View OPIG Oxford Beer and Cycling in a larger map

We started off at the Medawar building, where we sit on weekdays and occasionally on weekends. Then we cycled to The Fishes, The White Hart, The Trout (the Carne pizza is a must), yet another White Hart, and the vegetarian and vegan Gardener Arms (I know, I know – I was drunk and they forced me in here).  For those not familiar with Oxford custom – these are some of the most beautiful (and pricey) pubs this land has to offer.
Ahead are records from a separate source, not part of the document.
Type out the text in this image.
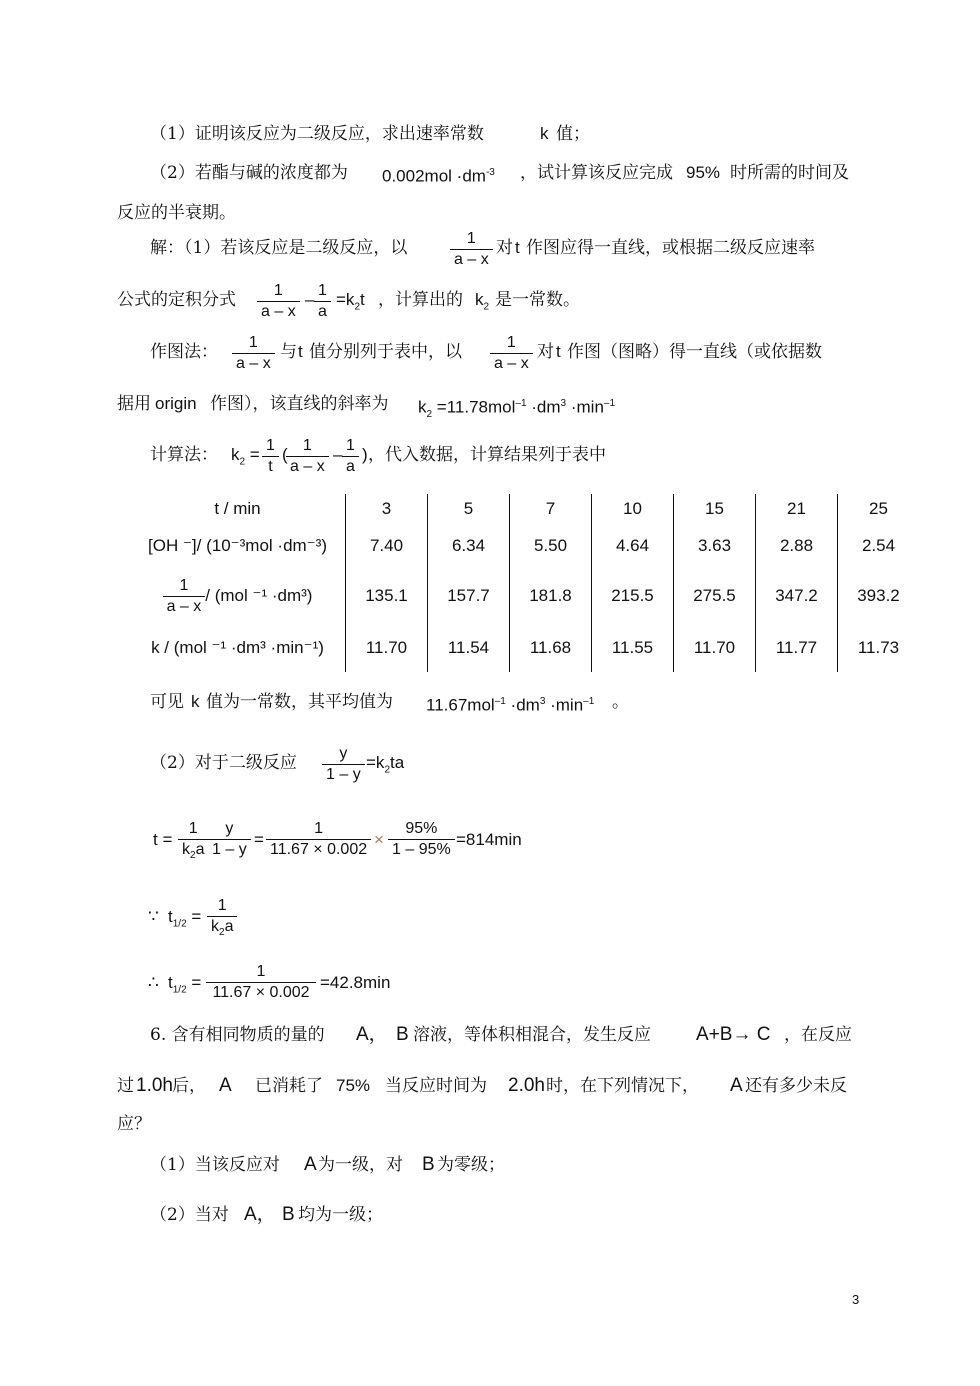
（1）证明该反应为二级反应，求出速率常数	k 值；
（2）若酯与碱的浓度都为 $0.002mol \cdot dm^{-3}$ ，试计算该反应完成 95% 时所需的时间及
反应的半衰期。
解：（1）若该反应是二级反应，以	$\frac{1}{a - x}$ 对 t 作图应得一直线，或根据二级反应速率
公式的定积分式 $\frac{1}{a - x} - \frac{1}{a} =k_2t$ ，计算出的 $k_2$ 是一常数。
作图法： $\frac{1}{a - x}$ 与 t 值分别列于表中，以 $\frac{1}{a - x}$ 对 t 作图（图略）得一直线（或依据数
据用 origin 作图），该直线的斜率为 $k_2 =11.78mol^{-1} \cdot dm^3 \cdot\min^{-1}$
计算法： $k_2 = \frac{1}{t}$ (
$\frac{1}{a - x} - \frac{1}{a}$ ) ，代入数据，计算结果列于表中
t / min	3	5	7	10	15	21	25
[OH ⁻]/ (10⁻³mol ·dm⁻³)	7.40	6.34	5.50	4.64	3.63	2.88	2.54

$\frac{1}{a - x} / (mol$ ⁻¹ ·dm³)	135.1	157.7	181.8	215.5	275.5	347.2	393.2
k / (mol ⁻¹ ·dm³ ·min⁻¹)	11.70	11.54	11.68	11.55	11.70	11.77	11.73
可见 k 值为一常数，其平均值为 $11.67mol^{-1} \cdot dm^3 \cdot\min^{-1}$ 。
（2）对于二级反应 $\frac{y}{1 - y} =k_2ta$
$t = \frac{1}{k_2a} \frac{y}{1 - y} = \frac{1}{11.67 \times 0.002} \times \frac{95\%}{1 - 95\%} =814\min$
∵ $t_{1/2} = \frac{1}{k_2a}$
∴ $t_{1/2} = \frac{1}{11.67 \times 0.002} =42.8\min$
6. 含有相同物质的量的 A， B 溶液，等体积相混合，发生反应 A+B→ C ，在反应
过 1.0h 后， A 已消耗了 75% 当反应时间为 2.0h 时，在下列情况下， A 还有多少未反
应？
（1）当该反应对 A 为一级，对 B 为零级；
（2）当对 A， B 均为一级；
3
OPIG members love a laugh and their beer on the cycling trip

OPIG members love a laugh and their beer on the cycling trip

The bike hike (devised by Charlotte) was 9.535 miles.  On 5.5 pints of beer (Nick spilt his pint, like an amateur – so I gave him half of mine), that means I run on 13.86 miles per gallon  (9.535 / 0.6875).  So I roughly have the fuel economy of a 2013 Ferrari 458 Spider.  Say what you want about these blog posts, but you cannot say I am not thorough about the research which goes on behind them.

9.5 miles in Malta

This is how far yesterday’s bike ride would have got me in my country (Malta).

This morning I have also noticed my calves are an inch thicker in diameter, which of course means I will go and throw away all my socks and make that long overdue trip to the bicester village.  Perhaps I will cycle there.